I’m in the process of purchasing an old building approximately 100 years old with hot water radiant heat big old cast-iron radiators throughout. It is a storefront/shop With an apartment upstairs. In several rooms at the apartment there are vents cut into the baseboard. When removing one of the vents to check where it went it appears to go off the wall towards the attic with just the lath and plaster as a chase. I don’t know of any reason why it would’ve been installed since it is not connected to any mechanical ventilation means. Has anyone else seen this in old buildings or know why this was done?

Comments

  • Jamie Hall
    Jamie Hall Member Posts: 18,947
    I've seen it, but more often with a small radiator inside the vent. Warm air rises -- and they provide very effective (perhaps too effective for modern standards!) ventilation.
    Br. Jamie, osb
    Building superintendent/caretaker, 7200 sq. ft. historic house museum with dependencies in New England
    Hvac_artisan
  • Steamhead
    Steamhead Member Posts: 15,334
    @Hvac_artisan , I think @Jamie Hall nailed it. I've also seen these vents with small gas burners in them which provided the draft, but obviously not in lath-and-plaster chases!

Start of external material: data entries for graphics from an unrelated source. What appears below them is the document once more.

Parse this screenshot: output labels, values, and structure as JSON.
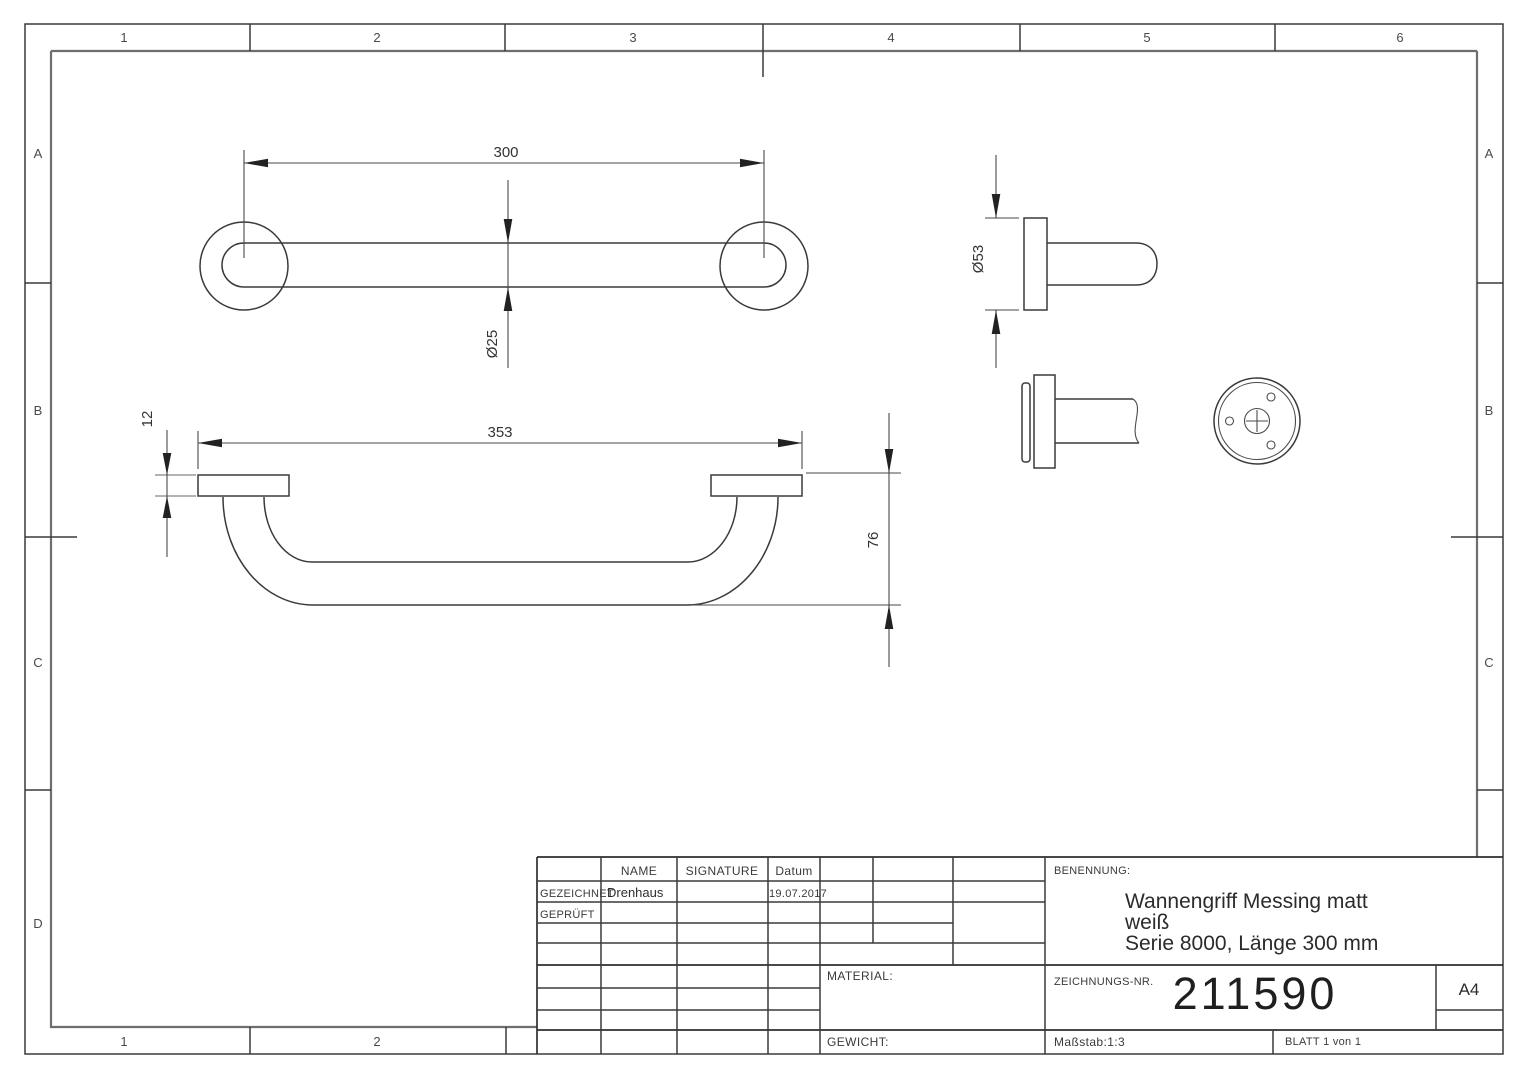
{
  "sheet": {
    "zones": {
      "top": [
        "1",
        "2",
        "3",
        "4",
        "5",
        "6"
      ],
      "bottom": [
        "1",
        "2"
      ],
      "left": [
        "A",
        "B",
        "C",
        "D"
      ],
      "right": [
        "A",
        "B",
        "C"
      ]
    },
    "dims": {
      "length": "300",
      "tube_dia": "Ø25",
      "overall": "353",
      "flange_thk": "12",
      "height": "76",
      "flange_dia": "Ø53"
    },
    "tb": {
      "name_h": "NAME",
      "signature_h": "SIGNATURE",
      "date_h": "Datum",
      "drawn_label": "GEZEICHNET",
      "drawn_name": "Drenhaus",
      "drawn_date": "19.07.2017",
      "checked_label": "GEPRÜFT",
      "material": "MATERIAL:",
      "weight": "GEWICHT:",
      "benennung": "BENENNUNG:",
      "title1": "Wannengriff Messing matt",
      "title2": "weiß",
      "title3": "Serie 8000, Länge 300 mm",
      "drawno_label": "ZEICHNUNGS-NR.",
      "drawno": "211590",
      "format": "A4",
      "scale": "Maßstab:1:3",
      "blatt": "BLATT 1 von 1"
    },
    "colors": {
      "line": "#3a3a3a",
      "frame": "#6e6e6e",
      "accent": "#222222"
    }
  }
}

    Where is this building located? Do you know when it was built?
    All Steamed Up, Inc.
    Towson, MD, USA
    Steam, Vapor & Hot-Water Heating Specialists
    Oil & Gas Burner Service
    Consulting
    Hvac_artisan
  • JUGHNE
    JUGHNE Member Posts: 9,763
    Possibly could be fresh air inlet from the attic.
    If you get into the attic, the top wall plates may be cut away and perhaps boxed up above lath and plaster, screened to avoid critters. (but maybe now plugged to avoid the cold draft).

    While in the attic you might see the expansion tank connected to the heating. Often a small insulated room was built around them to prevent freezing. The overflow may go out the roof or come down to the basement drain system.
    Or the tank was placed in a closet as high as possible.
    Hvac_artisan
  • Hvac_artisan
    Hvac_artisan Member Posts: 20
    @Steamhead The building was built around 1890. It’s located in Delavan Wisconsin. It definitely could be something like that because the building was constructed as a plumbing shop originally. so anything is possible
  • Steamhead
    Steamhead Member Posts: 15,334
    Interesting- I've actually been through Delavan, coming down I-43.

    For an example of some of the things they did in Baltimore around the time your building was built, go here:

    https://forum.heatinghelp.com/discussion/151036/lovely-lane-methodist-church-a-steam-heating-museum

    There were several heating equipment manufacturers in WI back in the day- O-E Steam Specialty Co and Sterling were in Milwaukee, and Trane (which makes A/C gear today) was/is in LaCrosse.

    Post some pics of the system when you get a chance- boiler, some radiators, etc.
    All Steamed Up, Inc.
    Towson, MD, USA
    Steam, Vapor & Hot-Water Heating Specialists
    Oil & Gas Burner Service
    Consulting
  • tomhaeussler
    tomhaeussler Member Posts: 8
    I have seen old gravity systems like bill has described and one of them had the tank and over flow pipe in a very small enclosure in the attic and they had a vent to bring warm air from the house into the enclosure to keep the tank from freezing this was in a very old house in Michigan
  • Bill_Kitsch69
    Bill_Kitsch69 Member Posts: 32
    Likely there are, or were radiator boxes (wood, or metal) at basement ceilings that temper fresh air intakes, ducted off the tops of the boxes to rooms, as you see in your home. This continuous supply of fresh air displaced "bad air" - a nebulous term - as it was believed, in the home. This may be a carryover from a since converted, or replaced steam system. Doubtful it was originally a hot water system, buy maybe. Hot water vs steam heat started really catching on around 1900.. I'd love to see pictures of piping, boiler, and basement ceilings.